Izal no es Vetusta Morla, ni mucho menos Amaral, aunque compartan la misma historia con esas y miles de bandas españolas. Sin embargo, no se reflejan en ninguna pero sí en muchas. El quinteto madrileño surgió hace un lustro de una escena independiente, similar a la mexicana, en la que a la música nacional no se le presta tanta importancia como a los internacionales. A pesar de ello, si leemos los carteles de festivales en España, o la misma prensa especializada de allá, nos topamos con que son la nueva punta de lanza del indie ibérico.

Es un grupo que ahora llena estadios, cuando en un principio se enfrentaban a unas 50 personas dentro de un bar, ahora metieron a 12 mil almas al Palacio de los Deportes en su ciudad de origen al cierre de la gira previa a la publicación de su tercer disco de estudio. Con Copacabana, estrenado en septiembre de 2015, también consiguieron zarpar por primera vez fuera del viejo continente para armar su primera gira por México, a mediados de noviembre, unos cuantos días de que también se editara por primera vez un álbum suyo en nuestro país.

Tras iniciar este recorrido en la ciudad de Guadalajara, prácticamente como unos forasteros a quienes muchos ya conocen, platicamos con Mikel Izal, el cantante y compositor del grupo acerca de esta nueva aventura que significan viajar por México.

“Es el debut soñado de cualquier banda de música en un país nuevo. Nuevo para nosotros. Es un país donde no hemos editado disco hasta hace unos días y no nos explicamos muy bien por qué había tanta gente esperando a que tocáramos.
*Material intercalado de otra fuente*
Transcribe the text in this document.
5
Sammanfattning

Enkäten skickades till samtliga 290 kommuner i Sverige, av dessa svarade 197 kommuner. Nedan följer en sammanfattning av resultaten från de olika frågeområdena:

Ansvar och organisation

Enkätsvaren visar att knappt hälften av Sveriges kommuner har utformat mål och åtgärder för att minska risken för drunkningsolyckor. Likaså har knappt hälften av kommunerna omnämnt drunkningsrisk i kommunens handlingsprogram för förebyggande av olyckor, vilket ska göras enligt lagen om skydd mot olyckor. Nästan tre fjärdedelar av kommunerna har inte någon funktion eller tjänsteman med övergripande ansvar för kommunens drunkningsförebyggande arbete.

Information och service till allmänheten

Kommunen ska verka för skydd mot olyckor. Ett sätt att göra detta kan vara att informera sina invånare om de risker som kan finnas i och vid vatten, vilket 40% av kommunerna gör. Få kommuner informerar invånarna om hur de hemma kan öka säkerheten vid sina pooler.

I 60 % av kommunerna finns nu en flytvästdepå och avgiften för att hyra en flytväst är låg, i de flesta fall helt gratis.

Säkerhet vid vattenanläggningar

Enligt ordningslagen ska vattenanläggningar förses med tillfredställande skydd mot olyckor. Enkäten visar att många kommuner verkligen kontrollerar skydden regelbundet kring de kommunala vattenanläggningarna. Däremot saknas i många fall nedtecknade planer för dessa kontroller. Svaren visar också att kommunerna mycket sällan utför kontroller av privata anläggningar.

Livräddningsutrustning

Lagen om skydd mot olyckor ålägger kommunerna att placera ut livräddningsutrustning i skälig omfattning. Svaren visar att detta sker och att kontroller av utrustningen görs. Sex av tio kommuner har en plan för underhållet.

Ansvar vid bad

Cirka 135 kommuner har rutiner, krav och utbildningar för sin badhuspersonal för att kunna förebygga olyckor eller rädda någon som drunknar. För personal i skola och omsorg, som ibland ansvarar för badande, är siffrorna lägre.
Nos sorprendió el nivel de participación (en las redes sociales) cuando anunciamos las fechas que íbamos a hacer aquí. De repente mucha gente empezó a comentar. No sabíamos si teníamos público en México y resulta que había un montón esperando que vinieramos. Esta va a ser la primera de muchísimas visitas. Para nosotros, a partir de ahora, tiene pinta de que va a ser una visita obligada con cualquier gira”.

¿Cuánto trabajo les costó venir a América Latina luego de cinco años de trayectoria?

“Somos un grupo que nace y crece en la autogestión musical. Todo sale de nuestros bolsillos y además no somos gente que tiene dinero desde su origen. Trabajábamos para poder vivir, y en un momento dado nos arriesgamos a dejar esos trabajos extramusicales para hacer lo que nos llena y apasiona.

“En España hemos vivido un sueño absoluto en estos cinco años y medio, de crecer desde la nada hasta llenar un Palacio de los Deportes, que es lo máximo que un músico puede aspirar en España. En México es empezar desde cero, y eso también es atractivo. Es una vuelta a los orígenes, volvemos a la ilusión que tampoco hemos perdido en España. Es como recordar los viejos tiempos”.

¿De dónde sale Copacabana?

“El concepto de Copacabana tiene tanta luz, si te vas a las playas de Brasil, pero también hay oscuridad si piensas en esos clubes nocturnos que también se pueden llamar Copacabana. Define muy bien el contraste de luces y sombras, que es una característica importante de nuestra música. Y no sólo de este último disco, sino de nuestro estilo y forma de pensar musicalmente. Nunca hemos tenido miedo a probar sonidos nuevos.

“Personalmente, a nivel de composición, siempre intento que al acabar un tema piense que nunca he hecho ese tema, que es nuevo y que lleva a lugares nuevos. Esa mi inquietud, y el resto de la banda siempre intenta estirar la cuerda, tensarla lo máximo posible, pero haciendo a la vez algo que tenga sentido”.

Con este ya van tres discos dentro de cinco años, ¿piensan mantener el mismo ritmo, bajar la velocidad o seguirán con su proliferación?

“Grabamos un disco cuando tenemos 10 u 11 temas que nos convenzan al 100%. No antes ni después. Es decir, tampoco pensábamos que debíamos esperar un tiempo cuando ya teníamos el disco hecho. Si ahora tarda dos años, pues tardará dos años; si tarda uno y medio, será uno y medio; y si tarda tres, tardará tres. Todo tendrá su sentido lógico. Si tarda más es porque ahora hemos tenido más trabajo en el directo, y al final somos personas físicas que tienen dos piernas, dos manos, un cerebro… vamos a seguir trabajando con mucho respeto hacia nuestro propio trabajo.

“Una de las ventajas que tenemos de la forma de gestionarnos es que nadie nos manda porque nadie nos paga. El público es el jefe y además puede ser muy duro contigo, y hacen bien. Nosotros también somos nuestros propios jefes y somos muy duros. Sacaremos un nuevo disco cuando haya una historia que contar de once o doce temas que nos convenzan totalmente”.